My Belief, My Faith

For a majority of people around this globe, a belief in a “Higher Power” is a shared experience. Whether Hindu, Muslim, Christian, Jew, Buddhist, Shinto, Bahia or any other number of belief systems, a God of some making is at the core of their belief system.

I grew up in the Methodist church. I went to church camp. I attended Sunday School. Sunday night youth group played a key part of my spiritual and social development throughout my school years. While in college, I worked as a youth pastor at a local Methodist church and after college, I attended Seminary and then entered pastoral ministry for a number of years. While no longer affiliated with the Methodist church, I still believe in one God who is my “Higher Power” and Jesus, as God’s son, is who I follow by the guidance of the Holy Spirit.

For those who don’t adhere to this, it might sound a lot like magical mumbo-jumbo. But I’m okay with that. I accept that I don’t know all. And I understand that I might never fully understand. A central tenant of faith is…well…Faith: Believing in things I cannot see.

And this Faith has caused me to think quite a bit about the stories that help shape my belief that God is in control. At least I sure hope he is.

Let’s be honest. If you are reading this in the month of March, in the year 2017, then you have to wonder if ANYONE is in control. You have to question how 20 million people are approaching starvation and death in the famines of central Africa. You have to question how a helicopter can open fire on a refugee ship carrying women and children, how hundreds of thousands of refugees are ignored by the world. How North Korea can continue to exist. How the president of the United States can say and do the things he says and does and still receive applause and praise.

I’ll be honest; my faith in humanity is shaking. My hope in people is wavering. My confidence that leaders will make the best decisions is faltering. It’s this unease and fear that has led me to think about the giants of my faith and how they placed their trust in God in difficult times, rather than men. They believed that God was bigger and could deliver them from their dilemma and I invite you to do the same, no matter your religious belief.

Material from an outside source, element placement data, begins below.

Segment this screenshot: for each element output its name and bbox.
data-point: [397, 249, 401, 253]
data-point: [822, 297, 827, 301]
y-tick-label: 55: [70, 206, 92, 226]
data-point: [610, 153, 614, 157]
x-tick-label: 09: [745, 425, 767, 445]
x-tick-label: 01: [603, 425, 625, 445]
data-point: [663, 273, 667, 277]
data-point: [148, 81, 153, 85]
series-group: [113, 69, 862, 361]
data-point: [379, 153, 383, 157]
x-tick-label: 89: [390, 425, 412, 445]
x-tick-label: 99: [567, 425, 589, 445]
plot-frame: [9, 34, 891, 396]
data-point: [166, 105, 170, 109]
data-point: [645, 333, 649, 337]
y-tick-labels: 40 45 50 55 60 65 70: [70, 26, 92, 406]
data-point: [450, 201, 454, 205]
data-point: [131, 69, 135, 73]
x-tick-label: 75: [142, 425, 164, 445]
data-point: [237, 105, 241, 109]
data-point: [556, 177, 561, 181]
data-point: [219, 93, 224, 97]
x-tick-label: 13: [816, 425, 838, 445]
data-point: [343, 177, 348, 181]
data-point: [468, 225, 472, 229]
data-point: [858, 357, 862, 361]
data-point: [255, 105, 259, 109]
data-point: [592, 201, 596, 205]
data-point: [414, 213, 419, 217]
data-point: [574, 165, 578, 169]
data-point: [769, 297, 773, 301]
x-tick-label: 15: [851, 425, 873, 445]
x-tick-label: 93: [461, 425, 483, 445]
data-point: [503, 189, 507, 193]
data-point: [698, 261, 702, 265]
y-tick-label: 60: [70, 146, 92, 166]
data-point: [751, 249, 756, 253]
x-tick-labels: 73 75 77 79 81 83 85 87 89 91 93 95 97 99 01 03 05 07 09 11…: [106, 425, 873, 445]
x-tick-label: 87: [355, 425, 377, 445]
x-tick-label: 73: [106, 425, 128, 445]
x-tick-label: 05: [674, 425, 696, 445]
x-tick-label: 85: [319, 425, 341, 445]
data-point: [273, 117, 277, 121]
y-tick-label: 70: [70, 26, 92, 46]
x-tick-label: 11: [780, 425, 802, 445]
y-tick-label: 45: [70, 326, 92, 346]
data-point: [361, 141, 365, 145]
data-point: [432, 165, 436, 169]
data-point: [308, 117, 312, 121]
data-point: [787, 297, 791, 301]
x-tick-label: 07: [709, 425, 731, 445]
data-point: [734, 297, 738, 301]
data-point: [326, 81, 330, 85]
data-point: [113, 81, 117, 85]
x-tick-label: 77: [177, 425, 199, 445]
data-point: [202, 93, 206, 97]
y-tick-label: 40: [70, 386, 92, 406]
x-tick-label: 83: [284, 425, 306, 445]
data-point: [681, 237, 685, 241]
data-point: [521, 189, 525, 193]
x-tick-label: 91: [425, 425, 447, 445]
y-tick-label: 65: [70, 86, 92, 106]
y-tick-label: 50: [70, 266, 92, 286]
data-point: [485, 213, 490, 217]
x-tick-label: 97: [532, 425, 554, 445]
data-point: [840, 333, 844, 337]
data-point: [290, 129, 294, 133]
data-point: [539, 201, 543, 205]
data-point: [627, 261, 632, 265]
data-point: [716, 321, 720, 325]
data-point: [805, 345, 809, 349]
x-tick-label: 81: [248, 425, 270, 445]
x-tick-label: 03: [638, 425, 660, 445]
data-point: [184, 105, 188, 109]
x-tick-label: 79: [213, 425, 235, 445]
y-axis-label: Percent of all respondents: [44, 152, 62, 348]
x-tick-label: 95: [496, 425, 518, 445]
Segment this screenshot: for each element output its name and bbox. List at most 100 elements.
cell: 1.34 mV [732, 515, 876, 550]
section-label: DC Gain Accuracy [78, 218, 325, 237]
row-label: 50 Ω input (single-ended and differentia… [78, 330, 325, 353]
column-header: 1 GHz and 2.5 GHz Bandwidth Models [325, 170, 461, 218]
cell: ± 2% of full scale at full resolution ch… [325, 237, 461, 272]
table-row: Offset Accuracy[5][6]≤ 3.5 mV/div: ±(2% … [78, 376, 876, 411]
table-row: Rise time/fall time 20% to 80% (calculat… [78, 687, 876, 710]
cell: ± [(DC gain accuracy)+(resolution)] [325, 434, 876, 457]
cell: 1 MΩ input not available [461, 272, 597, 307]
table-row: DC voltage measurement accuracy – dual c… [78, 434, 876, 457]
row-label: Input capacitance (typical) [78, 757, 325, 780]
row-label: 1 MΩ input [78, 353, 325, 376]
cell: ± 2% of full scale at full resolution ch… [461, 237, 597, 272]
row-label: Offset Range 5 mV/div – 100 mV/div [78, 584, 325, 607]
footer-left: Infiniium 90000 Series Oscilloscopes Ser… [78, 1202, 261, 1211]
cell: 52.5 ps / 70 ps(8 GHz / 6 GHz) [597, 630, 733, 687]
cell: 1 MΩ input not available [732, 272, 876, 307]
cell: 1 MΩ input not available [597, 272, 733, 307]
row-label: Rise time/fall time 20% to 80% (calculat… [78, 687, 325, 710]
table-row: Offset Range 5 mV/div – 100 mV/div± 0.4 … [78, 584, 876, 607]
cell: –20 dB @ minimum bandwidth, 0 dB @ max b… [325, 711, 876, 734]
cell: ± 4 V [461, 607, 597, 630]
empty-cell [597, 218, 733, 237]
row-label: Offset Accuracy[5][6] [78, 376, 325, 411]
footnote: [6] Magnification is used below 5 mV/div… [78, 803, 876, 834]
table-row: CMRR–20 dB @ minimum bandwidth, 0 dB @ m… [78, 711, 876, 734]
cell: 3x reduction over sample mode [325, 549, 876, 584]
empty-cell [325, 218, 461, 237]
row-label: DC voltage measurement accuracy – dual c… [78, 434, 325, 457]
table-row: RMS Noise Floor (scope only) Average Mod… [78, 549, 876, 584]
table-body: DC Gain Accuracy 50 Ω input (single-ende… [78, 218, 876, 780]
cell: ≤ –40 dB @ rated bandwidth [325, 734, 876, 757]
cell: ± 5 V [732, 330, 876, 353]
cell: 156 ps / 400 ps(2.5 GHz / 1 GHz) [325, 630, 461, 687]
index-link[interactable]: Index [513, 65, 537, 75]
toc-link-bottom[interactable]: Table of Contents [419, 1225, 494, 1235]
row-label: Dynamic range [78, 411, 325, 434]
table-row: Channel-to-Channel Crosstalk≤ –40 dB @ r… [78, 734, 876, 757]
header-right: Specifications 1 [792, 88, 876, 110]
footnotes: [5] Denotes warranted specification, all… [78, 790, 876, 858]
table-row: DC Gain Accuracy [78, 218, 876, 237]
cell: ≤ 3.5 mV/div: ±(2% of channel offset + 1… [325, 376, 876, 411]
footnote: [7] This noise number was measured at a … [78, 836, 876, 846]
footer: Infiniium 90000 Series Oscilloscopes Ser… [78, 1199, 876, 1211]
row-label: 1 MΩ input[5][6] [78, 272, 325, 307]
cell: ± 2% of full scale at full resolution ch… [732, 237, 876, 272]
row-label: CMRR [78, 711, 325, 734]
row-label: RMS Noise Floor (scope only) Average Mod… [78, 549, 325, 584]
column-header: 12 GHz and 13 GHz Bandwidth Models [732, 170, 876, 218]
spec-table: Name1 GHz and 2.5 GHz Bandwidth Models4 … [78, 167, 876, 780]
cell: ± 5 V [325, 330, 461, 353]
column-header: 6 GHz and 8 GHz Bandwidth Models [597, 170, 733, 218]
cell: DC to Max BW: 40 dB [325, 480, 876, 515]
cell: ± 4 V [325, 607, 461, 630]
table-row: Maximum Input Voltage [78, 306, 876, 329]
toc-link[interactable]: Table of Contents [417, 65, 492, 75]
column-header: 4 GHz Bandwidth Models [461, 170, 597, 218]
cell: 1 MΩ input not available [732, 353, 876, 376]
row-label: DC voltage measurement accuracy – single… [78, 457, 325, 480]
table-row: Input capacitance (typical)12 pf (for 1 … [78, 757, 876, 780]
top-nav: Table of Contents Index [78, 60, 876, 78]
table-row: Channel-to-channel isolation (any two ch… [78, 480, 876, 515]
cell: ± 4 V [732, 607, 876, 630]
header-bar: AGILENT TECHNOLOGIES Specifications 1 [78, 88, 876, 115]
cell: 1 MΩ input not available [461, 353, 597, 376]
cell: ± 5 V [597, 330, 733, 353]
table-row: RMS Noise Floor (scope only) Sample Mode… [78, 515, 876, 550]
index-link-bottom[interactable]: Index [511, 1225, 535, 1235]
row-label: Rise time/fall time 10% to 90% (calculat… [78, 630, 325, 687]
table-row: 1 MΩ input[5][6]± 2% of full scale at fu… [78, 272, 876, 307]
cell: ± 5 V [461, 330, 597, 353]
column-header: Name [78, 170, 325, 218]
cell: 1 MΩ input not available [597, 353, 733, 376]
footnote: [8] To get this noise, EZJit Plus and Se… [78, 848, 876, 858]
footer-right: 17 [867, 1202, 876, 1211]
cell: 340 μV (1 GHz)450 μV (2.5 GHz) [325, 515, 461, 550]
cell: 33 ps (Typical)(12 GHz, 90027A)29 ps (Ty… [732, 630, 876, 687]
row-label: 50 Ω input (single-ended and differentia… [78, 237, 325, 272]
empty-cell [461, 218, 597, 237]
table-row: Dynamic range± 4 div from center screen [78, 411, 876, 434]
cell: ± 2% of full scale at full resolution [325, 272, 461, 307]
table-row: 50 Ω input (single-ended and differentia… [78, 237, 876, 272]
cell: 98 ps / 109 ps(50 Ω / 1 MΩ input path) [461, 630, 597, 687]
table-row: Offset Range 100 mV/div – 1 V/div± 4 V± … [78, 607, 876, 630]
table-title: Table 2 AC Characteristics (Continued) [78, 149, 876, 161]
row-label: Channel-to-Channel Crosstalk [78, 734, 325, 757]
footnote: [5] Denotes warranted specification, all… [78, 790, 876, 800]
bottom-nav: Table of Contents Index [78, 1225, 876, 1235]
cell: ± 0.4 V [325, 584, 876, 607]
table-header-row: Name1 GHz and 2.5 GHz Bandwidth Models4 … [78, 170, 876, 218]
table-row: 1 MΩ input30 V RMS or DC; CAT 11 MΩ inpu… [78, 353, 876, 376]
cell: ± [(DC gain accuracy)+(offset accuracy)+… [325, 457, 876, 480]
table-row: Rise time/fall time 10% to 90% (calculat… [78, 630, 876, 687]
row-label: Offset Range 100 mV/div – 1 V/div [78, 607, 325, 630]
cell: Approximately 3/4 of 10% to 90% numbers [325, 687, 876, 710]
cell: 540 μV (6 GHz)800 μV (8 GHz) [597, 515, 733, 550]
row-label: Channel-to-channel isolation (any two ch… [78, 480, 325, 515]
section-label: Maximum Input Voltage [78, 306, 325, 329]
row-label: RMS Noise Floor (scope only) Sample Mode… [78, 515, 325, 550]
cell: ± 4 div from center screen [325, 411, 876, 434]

I’ve been thinking of Shadrach, Meshach, and Abednego, who trusted that God would protect them from the crazy king who threw them in the hottest furnace fires. I’ve been thinking of Abraham who was willing to leave everything to live out God’s plan. Of Joseph who trusted God even while fleeing from Potiphar’s wife. Of the disciples, who put their trust in Jesus, even though they knew it would mean their death. Of Paul who, while in jail and chains, never let his faith waiver. Of the early church martyrs who were fully confident of God’s power and faithfulness.
This thinking has led me to pray that we will live lives of faithfulness in all that we do, even when life is hard and painful. That we will trust our God is big enough, even when we do not understand the plan and the world around makes very little makes sense. That we will always put our hope in God, even when the fires are hot and the kings are crazy.
That is my prayer for you, and for us all, this week…and in all the weeks to come.